Прасковья Яковлевна понимала, что отца ей придется искать в толпе других военнопленных — больных и голодных людей. Поэтому запаслась нехитрой едой для них. Это были маленькие бутерброды с салом, завернутые в отдельные листики из школьных тетрадок. На листиках Прасковья Яковлевна писала имя того, кого ищет, и свое указала. А чтобы эти записки-обертки — главная надежда на успех поиска — не соскочили с бутербродов, перевязывала их нитками. Эти бутерброды она сложила в отдельную сумочку. В котомку сунула также одежду для отца, еду для себя с учетом обратной дороги, документы и советские деньги, продолжавшие оставаться в обращении.
Оделась по сезону, понимая, что в дороге идти будет хоть и тепло, может, даже жарко, но придется стоять на городских сквозняках у тюремной ограды, где легко простудиться. Надела теплую кофту, юбку и ватную стеганую куртку — фуфайку, исконную сельскую одежду. Голову повязала кашемировым платком, обулась в сапоги из хорошей кирзы. Это была теплая и удобная обувь, которую, кстати, не каждый мог себе позволить.
Вышла из дому на Покрова, 13 октября, в свой день рождения, и направилась в сторону вокзала. После недолгого похолодания на улице вновь светило солнце и люди, несмотря на праздник, ловили годину, торопились убрать урожай с засеянных еще до войны полей — как раз выламывали с сухих шуршащих стеблей кукурузные початки. Дышалось легко, надежда на удачу мягкими касаниями бередила душу, а мысль работала только на одно: как дойти быстрее, безопаснее и сохранить бодрость. Хотелось сократить путь, идя напрямик, благо поля уже были убраны, да и меньше людей тут встречалось. И Прасковья Яковлевна пошла по бездорожью, однако скоро выяснилось, что это неправильное решение — рытвины и кочки замедляли движение, утомляли ноги.

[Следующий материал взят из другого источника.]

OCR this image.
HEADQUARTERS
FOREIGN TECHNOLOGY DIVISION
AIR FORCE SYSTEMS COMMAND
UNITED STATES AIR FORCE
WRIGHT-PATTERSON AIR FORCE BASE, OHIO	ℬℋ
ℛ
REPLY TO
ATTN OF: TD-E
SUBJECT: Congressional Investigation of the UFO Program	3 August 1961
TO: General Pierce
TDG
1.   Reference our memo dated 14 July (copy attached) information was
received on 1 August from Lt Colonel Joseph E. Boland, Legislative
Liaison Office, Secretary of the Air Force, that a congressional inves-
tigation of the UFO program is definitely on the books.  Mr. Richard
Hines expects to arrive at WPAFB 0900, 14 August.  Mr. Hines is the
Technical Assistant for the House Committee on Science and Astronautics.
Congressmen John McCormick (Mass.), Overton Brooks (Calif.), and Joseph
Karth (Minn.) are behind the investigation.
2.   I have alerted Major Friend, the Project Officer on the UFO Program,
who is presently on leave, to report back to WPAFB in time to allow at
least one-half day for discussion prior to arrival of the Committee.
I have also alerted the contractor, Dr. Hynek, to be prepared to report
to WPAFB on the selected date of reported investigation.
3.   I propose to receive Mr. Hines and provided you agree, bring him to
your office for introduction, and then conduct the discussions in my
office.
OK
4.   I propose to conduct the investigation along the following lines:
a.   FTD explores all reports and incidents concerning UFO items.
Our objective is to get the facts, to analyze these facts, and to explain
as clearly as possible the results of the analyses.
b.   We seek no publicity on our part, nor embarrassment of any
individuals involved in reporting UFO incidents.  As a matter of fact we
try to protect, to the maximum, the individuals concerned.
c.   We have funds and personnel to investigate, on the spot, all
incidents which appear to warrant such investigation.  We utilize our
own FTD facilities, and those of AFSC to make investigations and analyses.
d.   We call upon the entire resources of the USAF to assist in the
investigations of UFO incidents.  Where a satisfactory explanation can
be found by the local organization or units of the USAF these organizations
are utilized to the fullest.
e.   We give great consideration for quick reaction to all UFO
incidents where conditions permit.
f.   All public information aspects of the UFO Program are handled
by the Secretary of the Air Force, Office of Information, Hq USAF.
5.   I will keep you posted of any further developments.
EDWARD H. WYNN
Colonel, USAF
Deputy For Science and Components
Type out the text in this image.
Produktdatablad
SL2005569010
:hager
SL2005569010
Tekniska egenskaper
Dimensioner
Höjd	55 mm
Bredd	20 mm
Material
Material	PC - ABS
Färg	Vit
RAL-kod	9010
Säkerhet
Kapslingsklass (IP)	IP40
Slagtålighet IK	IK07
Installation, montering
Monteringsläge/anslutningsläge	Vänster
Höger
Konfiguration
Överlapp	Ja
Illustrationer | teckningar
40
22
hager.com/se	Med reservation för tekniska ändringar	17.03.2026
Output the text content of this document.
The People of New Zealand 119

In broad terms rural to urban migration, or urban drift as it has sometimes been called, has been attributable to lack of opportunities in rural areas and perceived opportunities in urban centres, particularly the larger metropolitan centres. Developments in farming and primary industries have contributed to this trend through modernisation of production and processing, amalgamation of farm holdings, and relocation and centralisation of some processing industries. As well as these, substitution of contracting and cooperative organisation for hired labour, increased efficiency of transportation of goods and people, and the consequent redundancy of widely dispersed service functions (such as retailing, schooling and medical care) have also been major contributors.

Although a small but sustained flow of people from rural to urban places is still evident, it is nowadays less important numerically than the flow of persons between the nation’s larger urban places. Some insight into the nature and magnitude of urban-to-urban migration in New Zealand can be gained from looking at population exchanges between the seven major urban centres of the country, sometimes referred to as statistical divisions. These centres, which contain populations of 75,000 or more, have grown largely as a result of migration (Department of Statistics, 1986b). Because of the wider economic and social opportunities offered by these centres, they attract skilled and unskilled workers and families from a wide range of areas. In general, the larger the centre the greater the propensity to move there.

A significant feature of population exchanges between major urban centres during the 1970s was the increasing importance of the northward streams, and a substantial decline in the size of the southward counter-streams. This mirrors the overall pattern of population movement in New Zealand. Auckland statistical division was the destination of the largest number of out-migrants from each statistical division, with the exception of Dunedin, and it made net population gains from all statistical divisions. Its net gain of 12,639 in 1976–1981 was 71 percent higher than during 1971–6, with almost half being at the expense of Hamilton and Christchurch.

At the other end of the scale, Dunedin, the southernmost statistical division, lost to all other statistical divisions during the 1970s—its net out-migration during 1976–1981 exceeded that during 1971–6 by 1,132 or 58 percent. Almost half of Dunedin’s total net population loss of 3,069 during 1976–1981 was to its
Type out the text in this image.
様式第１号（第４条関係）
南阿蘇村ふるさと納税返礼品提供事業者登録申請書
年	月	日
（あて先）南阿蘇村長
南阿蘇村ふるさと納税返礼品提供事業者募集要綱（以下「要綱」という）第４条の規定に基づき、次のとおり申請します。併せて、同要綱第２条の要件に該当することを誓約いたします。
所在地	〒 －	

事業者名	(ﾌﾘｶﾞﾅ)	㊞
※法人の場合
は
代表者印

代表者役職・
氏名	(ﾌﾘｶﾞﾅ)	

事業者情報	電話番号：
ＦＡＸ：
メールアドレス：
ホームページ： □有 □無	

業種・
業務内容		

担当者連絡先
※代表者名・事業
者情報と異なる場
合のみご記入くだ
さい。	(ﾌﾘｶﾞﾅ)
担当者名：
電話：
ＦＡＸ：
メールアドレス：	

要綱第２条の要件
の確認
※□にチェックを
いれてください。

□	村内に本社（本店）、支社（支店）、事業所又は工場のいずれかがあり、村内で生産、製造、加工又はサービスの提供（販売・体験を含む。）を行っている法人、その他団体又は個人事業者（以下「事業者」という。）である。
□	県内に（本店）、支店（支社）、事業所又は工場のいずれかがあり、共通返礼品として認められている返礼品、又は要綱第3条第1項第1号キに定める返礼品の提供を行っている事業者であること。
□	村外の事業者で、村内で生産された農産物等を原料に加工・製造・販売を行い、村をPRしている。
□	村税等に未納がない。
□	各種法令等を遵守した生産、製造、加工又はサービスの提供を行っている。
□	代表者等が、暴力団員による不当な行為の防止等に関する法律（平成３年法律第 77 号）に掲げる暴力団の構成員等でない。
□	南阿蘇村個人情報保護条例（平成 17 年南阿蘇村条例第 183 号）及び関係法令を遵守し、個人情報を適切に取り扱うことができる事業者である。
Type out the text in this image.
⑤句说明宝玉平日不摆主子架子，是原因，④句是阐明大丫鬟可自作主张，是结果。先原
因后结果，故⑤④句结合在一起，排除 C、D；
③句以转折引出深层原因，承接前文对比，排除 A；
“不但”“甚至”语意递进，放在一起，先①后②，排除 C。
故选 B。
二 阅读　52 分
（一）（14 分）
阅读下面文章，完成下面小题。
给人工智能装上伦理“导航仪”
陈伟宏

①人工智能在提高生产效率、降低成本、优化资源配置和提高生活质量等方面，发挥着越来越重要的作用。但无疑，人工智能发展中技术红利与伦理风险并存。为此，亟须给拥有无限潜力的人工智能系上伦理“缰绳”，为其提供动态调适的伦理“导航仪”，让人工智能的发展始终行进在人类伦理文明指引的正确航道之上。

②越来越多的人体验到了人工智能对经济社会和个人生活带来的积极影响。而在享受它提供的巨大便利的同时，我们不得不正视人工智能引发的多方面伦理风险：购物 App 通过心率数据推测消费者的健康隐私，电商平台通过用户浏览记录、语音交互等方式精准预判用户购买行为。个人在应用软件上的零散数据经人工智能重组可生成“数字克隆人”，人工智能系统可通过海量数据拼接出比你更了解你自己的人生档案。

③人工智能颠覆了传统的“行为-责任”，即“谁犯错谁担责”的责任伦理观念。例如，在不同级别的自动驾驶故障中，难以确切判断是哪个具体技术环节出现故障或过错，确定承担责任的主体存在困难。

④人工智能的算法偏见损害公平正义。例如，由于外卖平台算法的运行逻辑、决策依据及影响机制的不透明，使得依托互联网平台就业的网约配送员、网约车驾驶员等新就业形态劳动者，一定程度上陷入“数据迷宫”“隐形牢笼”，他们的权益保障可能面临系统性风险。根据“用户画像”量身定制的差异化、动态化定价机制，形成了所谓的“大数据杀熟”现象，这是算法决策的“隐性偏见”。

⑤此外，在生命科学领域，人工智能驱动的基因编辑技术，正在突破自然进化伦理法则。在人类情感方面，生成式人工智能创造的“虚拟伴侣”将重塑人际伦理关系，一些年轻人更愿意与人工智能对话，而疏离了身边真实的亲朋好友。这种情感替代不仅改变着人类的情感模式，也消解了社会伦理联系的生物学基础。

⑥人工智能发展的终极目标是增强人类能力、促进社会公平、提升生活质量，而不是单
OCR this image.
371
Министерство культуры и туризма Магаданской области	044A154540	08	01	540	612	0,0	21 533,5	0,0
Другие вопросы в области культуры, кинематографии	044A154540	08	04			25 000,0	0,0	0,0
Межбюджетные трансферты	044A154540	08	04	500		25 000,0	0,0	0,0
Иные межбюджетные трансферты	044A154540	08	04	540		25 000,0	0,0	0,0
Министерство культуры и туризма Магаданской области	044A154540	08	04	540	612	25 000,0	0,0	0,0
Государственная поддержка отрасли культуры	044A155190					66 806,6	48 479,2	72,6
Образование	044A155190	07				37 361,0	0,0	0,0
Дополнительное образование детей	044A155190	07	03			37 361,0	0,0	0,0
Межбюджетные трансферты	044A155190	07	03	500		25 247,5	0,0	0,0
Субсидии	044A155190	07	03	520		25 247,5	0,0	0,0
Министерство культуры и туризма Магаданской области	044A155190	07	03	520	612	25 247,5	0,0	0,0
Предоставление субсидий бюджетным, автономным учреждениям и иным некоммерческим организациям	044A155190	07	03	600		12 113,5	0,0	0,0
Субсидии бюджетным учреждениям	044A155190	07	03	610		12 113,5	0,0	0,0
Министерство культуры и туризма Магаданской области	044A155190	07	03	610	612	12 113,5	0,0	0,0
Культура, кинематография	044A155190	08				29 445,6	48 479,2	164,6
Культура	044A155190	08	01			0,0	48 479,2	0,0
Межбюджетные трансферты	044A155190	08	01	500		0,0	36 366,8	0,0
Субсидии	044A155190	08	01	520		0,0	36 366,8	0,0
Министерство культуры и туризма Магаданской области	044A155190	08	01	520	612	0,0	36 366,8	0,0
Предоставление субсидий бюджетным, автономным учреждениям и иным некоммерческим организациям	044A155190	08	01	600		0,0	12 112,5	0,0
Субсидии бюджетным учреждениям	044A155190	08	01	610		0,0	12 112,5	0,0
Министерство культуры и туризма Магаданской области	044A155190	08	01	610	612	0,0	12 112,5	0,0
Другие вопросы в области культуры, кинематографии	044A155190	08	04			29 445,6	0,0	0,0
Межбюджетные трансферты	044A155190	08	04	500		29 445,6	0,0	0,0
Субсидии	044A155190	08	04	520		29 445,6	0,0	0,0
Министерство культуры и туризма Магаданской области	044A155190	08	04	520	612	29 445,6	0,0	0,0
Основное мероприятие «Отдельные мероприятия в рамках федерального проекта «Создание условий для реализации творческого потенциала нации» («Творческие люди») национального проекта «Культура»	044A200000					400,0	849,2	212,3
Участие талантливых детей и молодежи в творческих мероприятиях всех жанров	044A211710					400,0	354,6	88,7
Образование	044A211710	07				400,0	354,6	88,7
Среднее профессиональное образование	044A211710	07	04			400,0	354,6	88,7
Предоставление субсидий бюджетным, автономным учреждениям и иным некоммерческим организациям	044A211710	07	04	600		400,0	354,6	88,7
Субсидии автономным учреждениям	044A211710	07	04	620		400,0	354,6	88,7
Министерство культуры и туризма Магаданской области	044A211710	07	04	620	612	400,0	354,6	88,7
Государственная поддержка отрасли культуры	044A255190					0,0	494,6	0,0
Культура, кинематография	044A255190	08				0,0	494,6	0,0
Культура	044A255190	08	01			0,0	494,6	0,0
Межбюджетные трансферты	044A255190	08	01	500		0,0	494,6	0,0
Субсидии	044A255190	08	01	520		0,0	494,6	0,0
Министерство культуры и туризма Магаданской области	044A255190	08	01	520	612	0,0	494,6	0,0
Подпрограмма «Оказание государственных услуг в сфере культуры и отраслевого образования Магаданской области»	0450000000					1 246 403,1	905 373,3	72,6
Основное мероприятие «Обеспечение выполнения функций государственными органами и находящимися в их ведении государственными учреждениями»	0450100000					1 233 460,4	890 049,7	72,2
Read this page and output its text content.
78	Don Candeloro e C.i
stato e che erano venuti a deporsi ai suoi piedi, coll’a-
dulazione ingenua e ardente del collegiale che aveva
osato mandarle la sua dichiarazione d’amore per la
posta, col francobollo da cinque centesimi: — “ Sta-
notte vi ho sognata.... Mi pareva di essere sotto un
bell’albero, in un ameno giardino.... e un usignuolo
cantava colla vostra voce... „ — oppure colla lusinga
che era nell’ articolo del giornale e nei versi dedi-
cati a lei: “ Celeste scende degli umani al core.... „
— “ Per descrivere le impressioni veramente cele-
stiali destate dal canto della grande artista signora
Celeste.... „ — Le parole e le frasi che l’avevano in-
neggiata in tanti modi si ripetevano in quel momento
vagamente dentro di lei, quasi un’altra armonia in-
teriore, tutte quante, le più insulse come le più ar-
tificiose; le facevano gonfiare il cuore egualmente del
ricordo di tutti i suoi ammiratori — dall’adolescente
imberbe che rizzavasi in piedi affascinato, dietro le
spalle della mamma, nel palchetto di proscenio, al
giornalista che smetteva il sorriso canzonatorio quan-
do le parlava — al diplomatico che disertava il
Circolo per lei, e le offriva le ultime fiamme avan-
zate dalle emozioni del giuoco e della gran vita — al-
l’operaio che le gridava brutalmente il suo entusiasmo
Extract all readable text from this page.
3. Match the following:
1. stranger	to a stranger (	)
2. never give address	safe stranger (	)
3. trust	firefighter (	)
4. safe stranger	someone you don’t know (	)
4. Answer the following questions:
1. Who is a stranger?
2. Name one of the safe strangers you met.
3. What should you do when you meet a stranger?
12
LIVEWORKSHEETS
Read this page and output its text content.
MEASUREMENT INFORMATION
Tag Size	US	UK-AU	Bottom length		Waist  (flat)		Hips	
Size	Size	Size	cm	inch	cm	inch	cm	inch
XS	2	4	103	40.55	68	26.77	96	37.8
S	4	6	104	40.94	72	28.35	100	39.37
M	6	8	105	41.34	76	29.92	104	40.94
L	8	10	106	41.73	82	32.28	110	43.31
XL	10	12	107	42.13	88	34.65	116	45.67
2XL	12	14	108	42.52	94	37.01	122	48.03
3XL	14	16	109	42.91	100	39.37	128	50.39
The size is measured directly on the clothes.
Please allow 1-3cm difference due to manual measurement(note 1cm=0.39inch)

Чего только не передумала она, идя в одиночестве! Вспомнились страшные скандалы с родителями из-за скоропалительного замужества, как хлыстал ее отец своим батожком с узорной рукоятью, дабы не допустить его...
Дело прошлое...
Борис Павлович приехал в Славгород из-за рубежа, когда ему исполнилось десять лет. И долго воспринимался тут как иностранец. Даже прозвище ему придумали Халдей, которое впоследствии закрепилось за ним на всю жизнь. И не только за ним — его детей, внуков и правнуков до сих пор так называют. Он плохо говорил по-русски, поэтому, когда через два года, ушедших на привыкание семьи к новому месту, обстоятельства позволили продолжить учебу, его не взяли в пятый класс, как полагалось бы, а записали в первый. Из-за этого он, переросток, конечно, чувствовал себя среди первоклашек очень неуютно, на уроках шалил. Английский, который четыре года он изучал в Багдаде, и румынский, который выучил среди детворы, пожив недолго в Кишиневе, начали забываться.